I have a confession to make.

Nothing scandalous, mind you. But it’s a long way off to Yom Kippur and I want to get it off my chest. Besides, my confession has more to do with this column than with the Yom Kippur variety. (The Alter Vorker Rebbe said, “You know why the viduy on Yom Kippur is in the order of the alef-beis? Because otherwise we wouldn’t know when to stop!”)

Before I get into my specific wrongdoing, you need to know something. I am not a baseball fan. In fact I’m not any kind of sports fan. In certain circles, that already makes me persona non grata. But it might please some of my chareidi friends — especially in Israel.

That wasn’t always so. I grew up in a time and place where baseball wasn’t merely a sport. It was part of communal life. (I was born in 10 B.D.B. — 10 years Before the Dodgers left Brooklyn.) So, even though I have no interest in the game, the vernacular of baseball is imprinted in my mind. Even now, if I want to write that someone made a sly move to keep things moving and not take the risk of overreaching, I say he bunted. You don’t need to be Jackie Robinson to know that means to lightly tap the ball instead of taking a full swing … just to move the runners and minimize the risk of getting thrown out.

The game is part of the American psyche. Jacques Barzun, noted historian and educator, wrote, “Whoever wants to know the heart and mind of America had better learn baseball.”

From the boardroom to the beis medrash, you will hear people say “hit a home run,” or “couldn’t get to first base,” or a “screwball.”

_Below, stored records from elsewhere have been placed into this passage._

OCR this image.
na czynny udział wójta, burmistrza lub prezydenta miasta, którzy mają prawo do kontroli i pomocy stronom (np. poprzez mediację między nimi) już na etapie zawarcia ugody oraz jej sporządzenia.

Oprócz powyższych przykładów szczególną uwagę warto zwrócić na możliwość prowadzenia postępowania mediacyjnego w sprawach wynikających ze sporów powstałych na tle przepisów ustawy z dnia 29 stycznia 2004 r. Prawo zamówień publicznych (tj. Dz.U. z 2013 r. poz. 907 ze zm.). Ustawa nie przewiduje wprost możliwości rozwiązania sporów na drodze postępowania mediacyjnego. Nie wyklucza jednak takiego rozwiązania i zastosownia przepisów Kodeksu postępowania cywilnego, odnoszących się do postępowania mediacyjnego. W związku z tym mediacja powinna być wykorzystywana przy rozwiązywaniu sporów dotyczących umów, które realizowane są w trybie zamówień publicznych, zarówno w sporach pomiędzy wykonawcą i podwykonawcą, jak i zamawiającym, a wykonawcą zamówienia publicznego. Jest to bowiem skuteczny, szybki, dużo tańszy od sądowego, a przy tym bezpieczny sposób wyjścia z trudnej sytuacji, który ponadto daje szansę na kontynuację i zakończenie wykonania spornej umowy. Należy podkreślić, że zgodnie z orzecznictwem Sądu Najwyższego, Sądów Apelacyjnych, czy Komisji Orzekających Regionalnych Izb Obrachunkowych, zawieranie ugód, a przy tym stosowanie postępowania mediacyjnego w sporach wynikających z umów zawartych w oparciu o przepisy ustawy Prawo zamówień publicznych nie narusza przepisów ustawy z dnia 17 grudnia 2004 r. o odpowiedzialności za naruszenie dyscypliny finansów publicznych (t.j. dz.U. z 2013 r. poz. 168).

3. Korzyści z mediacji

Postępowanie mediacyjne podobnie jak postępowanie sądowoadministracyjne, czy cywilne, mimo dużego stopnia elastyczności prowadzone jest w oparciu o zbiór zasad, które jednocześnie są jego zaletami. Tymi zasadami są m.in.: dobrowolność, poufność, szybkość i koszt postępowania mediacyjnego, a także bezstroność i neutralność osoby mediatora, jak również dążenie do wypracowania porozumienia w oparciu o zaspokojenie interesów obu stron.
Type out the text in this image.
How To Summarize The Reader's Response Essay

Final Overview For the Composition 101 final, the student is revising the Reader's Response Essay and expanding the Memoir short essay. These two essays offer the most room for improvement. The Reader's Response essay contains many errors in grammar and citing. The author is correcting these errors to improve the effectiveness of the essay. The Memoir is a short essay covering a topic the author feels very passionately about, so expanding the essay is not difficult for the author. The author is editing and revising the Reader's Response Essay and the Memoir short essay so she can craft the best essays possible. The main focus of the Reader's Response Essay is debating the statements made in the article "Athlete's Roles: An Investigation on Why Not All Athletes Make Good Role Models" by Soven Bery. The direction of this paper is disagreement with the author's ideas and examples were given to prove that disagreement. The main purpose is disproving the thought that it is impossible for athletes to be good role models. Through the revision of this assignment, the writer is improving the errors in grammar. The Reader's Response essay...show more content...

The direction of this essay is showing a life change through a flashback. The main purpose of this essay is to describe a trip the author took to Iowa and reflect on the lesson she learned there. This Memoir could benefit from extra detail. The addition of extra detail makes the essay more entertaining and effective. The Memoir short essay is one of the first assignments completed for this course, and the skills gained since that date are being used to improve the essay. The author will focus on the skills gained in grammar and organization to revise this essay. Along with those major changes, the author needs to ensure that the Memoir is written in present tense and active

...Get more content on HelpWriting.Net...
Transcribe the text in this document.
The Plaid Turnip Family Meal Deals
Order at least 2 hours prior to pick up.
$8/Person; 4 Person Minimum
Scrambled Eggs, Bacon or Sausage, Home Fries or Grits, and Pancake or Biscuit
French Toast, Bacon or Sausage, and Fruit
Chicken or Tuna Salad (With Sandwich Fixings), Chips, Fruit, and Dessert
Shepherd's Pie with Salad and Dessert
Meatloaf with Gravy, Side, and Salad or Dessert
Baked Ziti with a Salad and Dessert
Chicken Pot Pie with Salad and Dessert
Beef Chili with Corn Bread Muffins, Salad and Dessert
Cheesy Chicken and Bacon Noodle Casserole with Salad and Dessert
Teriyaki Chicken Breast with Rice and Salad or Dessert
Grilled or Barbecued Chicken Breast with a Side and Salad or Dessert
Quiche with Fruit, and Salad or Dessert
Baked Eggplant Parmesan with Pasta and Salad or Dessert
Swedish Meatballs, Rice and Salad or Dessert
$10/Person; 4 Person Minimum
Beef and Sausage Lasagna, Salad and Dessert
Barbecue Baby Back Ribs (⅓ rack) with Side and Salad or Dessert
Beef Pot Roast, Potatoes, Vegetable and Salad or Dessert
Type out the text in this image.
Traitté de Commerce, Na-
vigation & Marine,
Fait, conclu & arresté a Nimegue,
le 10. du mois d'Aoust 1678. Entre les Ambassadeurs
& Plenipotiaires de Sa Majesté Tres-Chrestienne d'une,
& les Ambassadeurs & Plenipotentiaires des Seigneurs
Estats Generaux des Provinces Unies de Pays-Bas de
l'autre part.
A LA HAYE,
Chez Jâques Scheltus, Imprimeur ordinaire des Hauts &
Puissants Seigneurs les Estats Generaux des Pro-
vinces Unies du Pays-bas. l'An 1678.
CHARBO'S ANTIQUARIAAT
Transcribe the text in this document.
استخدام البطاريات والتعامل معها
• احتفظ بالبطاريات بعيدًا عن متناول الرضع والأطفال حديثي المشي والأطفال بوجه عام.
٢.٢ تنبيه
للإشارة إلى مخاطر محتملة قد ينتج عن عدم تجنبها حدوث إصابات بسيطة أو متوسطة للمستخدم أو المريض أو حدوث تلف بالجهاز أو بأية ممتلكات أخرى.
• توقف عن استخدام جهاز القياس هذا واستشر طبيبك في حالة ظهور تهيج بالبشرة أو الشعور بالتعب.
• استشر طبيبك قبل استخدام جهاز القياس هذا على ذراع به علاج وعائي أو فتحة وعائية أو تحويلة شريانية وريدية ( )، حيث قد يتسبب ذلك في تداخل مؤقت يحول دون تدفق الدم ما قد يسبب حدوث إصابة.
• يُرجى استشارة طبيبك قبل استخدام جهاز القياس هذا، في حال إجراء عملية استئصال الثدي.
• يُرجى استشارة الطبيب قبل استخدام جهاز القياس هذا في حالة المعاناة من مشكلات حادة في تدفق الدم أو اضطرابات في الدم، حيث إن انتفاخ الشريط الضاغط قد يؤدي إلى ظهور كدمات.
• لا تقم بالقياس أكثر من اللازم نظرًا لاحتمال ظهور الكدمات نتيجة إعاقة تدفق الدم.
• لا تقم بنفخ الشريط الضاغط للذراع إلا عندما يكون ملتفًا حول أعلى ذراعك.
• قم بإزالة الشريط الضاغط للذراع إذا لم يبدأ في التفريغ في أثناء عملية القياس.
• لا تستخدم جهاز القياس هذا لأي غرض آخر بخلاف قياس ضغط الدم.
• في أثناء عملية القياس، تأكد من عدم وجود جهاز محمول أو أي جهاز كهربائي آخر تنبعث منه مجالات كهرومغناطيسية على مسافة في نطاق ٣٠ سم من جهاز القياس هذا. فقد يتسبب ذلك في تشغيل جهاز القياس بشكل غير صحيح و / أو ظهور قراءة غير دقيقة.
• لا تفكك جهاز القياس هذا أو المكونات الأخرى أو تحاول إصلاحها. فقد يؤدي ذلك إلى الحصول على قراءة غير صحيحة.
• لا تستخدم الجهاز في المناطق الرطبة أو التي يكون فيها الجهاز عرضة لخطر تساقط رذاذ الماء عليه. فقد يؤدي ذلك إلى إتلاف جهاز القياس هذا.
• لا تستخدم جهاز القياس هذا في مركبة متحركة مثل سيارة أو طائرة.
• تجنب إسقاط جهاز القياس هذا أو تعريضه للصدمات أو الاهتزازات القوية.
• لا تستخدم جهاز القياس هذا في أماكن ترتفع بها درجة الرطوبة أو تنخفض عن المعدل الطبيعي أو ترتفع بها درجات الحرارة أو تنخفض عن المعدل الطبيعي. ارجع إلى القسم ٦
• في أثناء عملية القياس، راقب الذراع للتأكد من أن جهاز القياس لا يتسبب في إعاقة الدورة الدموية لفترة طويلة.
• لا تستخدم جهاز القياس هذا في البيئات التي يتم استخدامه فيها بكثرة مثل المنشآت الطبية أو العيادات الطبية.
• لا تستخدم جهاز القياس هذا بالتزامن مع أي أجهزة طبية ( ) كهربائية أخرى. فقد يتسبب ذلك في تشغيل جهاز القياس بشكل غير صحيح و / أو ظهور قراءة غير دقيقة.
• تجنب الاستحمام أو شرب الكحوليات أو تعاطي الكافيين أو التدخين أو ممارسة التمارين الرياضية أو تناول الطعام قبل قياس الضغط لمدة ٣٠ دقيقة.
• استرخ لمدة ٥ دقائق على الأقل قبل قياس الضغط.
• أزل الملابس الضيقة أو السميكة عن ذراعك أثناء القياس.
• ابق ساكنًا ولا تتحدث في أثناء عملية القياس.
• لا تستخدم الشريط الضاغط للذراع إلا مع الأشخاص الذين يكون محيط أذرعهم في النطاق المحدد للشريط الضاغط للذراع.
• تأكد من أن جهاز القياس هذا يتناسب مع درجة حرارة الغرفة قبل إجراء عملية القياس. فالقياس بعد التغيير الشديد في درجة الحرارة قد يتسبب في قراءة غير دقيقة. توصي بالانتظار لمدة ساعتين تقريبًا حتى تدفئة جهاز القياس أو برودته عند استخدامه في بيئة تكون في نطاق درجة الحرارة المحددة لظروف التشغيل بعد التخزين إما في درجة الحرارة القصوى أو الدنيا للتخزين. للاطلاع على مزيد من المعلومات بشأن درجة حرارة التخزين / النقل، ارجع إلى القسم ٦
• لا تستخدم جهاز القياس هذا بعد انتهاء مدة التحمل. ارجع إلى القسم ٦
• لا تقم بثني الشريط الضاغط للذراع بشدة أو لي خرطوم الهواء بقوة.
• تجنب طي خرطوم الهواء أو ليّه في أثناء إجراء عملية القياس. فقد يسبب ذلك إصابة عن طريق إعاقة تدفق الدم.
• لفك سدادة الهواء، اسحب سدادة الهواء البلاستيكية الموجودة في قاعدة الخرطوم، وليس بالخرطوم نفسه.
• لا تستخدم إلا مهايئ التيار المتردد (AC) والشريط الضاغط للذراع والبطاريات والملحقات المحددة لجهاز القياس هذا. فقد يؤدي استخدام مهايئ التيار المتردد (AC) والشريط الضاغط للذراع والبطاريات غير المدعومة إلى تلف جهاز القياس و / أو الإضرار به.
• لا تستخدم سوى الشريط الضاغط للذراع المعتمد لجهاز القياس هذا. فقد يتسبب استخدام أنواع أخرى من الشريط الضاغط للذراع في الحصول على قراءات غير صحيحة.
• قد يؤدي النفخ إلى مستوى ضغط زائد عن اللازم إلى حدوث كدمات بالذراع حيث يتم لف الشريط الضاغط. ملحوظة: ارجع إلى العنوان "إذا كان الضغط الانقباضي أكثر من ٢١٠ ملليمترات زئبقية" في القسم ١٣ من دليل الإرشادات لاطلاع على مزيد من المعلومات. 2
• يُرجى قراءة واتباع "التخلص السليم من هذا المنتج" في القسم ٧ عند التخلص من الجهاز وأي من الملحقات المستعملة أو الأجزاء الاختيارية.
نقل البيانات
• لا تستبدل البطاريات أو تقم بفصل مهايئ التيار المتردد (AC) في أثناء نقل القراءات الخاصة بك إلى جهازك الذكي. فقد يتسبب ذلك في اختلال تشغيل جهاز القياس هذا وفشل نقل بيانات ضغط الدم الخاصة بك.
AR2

OK, back to my confession. In a recent column, instead of listing all eight definitions for the noun form of the word “sanction,” and all four definitions for the verb form, I said, “You can look it up.” And then I added parenthetically, “No, not Casey Stengel; James Thurber said it first. You can look it up.”

(I see now that I got the quote wrong, sigh… . It should have been “You could look it up.” Maybe it has something to do with my having type-o blood. But I digress; that’s not the confession I’m talking about.)

After reading the column, my friend Rabbi David Sears, author of The Vision of Eden: Animal Welfare and Vegetarianism in Jewish Law and Mysticism, wrote me:

“I was confused by: ‘You can look it up. (No, not Casey Stengel; James Thurber said it first. You can look it up.)’ … Said what first?”

Now, Rabbi Sears deserves special kindness not only because he is kind to animals, but because of his unsung role in this column. An astute reader, he volunteered as my vic… I mean assistant … for the first dozen or so performances in this verbal knife-throwing act. If my aim was off, he screamed “Ouch!” and kept me on target

OK. We’re coming to my confession now.

I have to admit that adding the line “You could look it up” was indulging in inside baseball. (That phrase originally meant minutiae of baseball strategy and tactics. But it went out of the ballpark and became a metaphor. Safire’s Political Dictionary defines inside baseball as “Specialized or private knowledge; the minute details savored by those in the know, found boring by most others.”)

In this case, the pitch was low and inside. And I don’t only mean that it didn’t make it into the strike zone. I mean it was an inside joke and a low trick to befuddle readers like that.

Let me explain.

I threw that screwball — on a whim — as a bonus to any William Safire fans who might read the column.

Safire would often refer to some source and say, “You could look it up!” And then he would add, “… as Casey Stengel said.”

Then one of his loyal readers corrected the word maven. He wrote to Safire, pointing out that James Thurber wrote a short story in 1941 about a baseball manager who put in a midget as a pinch-hitter. The title came from one of the players who kept filling in the memory lapses in his reminiscences with “You could look it up.”

So how did Safire come to attribute the phrase to Stengel? Turns out “The Old Perfessor,” as Stengel was known, did often say “You could look it up.” But he probably picked it up from the Thurber story.

Stengel did have the last word, though: “In his old age,” goes a story quoted in Bartlett’s Book of Anecdotes, “Stengel was asked how he was doing. He sighed and said, ‘Not bad. Most people my age are dead. You could look it up.’